Caden mendengkus, memilih menghiraukan Jackson yang terus menerus mencoba meningkatkan darah tinggi Caden.

"Jika kau memilih untuk memindahkan Flora ke tempat yang aku katakan, beritahu aku." Dokter Jackson mengecek jamnya, menepuk pundak Caden lalu pergi meninggalkannya.

Caden memijat keningnya pelan sebelum dia menarik ponselnya ke kepala.

•••

Caden ada di dalam kamar Flora. Dia memasukkan tanaman kecil Flora yang ada di balkon ke dalam kamar Caden agar dia dapat merawatnya.
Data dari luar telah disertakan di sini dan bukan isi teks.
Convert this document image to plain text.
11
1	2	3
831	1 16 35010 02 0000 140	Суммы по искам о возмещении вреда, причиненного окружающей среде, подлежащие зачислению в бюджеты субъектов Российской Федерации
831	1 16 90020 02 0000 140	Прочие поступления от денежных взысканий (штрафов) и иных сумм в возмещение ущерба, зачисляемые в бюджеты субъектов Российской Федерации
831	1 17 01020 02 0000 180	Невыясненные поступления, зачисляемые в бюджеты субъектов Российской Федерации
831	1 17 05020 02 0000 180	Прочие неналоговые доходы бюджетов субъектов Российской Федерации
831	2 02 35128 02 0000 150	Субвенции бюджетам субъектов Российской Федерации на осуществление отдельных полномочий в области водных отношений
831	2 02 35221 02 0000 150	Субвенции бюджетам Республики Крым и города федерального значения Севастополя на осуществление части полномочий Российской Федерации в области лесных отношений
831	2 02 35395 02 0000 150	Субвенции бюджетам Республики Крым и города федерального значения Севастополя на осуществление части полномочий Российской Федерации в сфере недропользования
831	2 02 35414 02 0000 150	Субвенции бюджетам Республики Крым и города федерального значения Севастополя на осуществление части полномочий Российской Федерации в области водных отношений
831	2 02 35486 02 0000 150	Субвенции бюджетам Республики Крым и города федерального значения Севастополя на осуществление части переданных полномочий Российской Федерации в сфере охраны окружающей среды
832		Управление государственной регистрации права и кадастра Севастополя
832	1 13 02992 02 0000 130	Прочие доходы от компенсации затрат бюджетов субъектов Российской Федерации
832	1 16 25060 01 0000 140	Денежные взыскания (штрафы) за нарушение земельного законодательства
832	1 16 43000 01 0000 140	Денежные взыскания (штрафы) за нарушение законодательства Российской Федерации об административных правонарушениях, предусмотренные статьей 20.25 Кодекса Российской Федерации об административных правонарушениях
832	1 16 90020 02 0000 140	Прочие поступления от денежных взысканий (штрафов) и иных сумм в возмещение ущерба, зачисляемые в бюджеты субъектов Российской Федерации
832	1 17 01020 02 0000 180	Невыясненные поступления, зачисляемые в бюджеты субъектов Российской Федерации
Entah apa yang Caden pikirkan, dia tidak pernah merawat tanaman sebelumnya, dia tidak punya usaha untuk membuang waktu seperti menyiram tanaman.

Dia berdiri di tengah-tengah ruangan Flora, mengambil kertas-kertas desain Flora sebelum memasukkannya ke dalam folder plastik kosong miliknya. Caden tidak tahu apa yang harus dia lakukan dengan gambaran Flora, tapi pria tersebut menyimpannya ke dalam boks kardusnya.

Caden punya rencana tempat tinggal baru, dia menyadari bahwa pria tersebut tidak dapat tinggal di dalam apartemen ini lagi karena dia tidak menyukainya. Alasan Caden memilih apartemen ini adalah agar dia dapat bangun lebih siang dan berkendara ke kantor lebih cepat.

Pria tersebut membutuhkan suasana baru. Dia punya beberapa rencana untuk memilih tempat tinggal barunya. Caden juga punya rencana kerja baru agar dia dapat mengurus dua perusahaan sekaligus tanpa membunuh energinya.

Setelah pulang dari rumah sakit Caden mulai mengemasi barang. Dia akan mengganti apartemennya ini menjadi fungsi lain sementara ia mencari tempat tinggal. Caden ikut mengemasi barang Flora, dia tidak tahu ke mana dia akan membawanya. Dia hanya memasukkan seluruh barang-barang Flora ke dalam beberapa boks sebelum menandainya dengan spidol hitam permanen pada permukaan boksnya.

Caden juga memilah-milah alat gambar, cat, kuas, beserta beberapa kanvas penuh yang ada di balik kasur Flora. Dia menyimpannya menjadi satu sampai Caden menarik napas kelelahan.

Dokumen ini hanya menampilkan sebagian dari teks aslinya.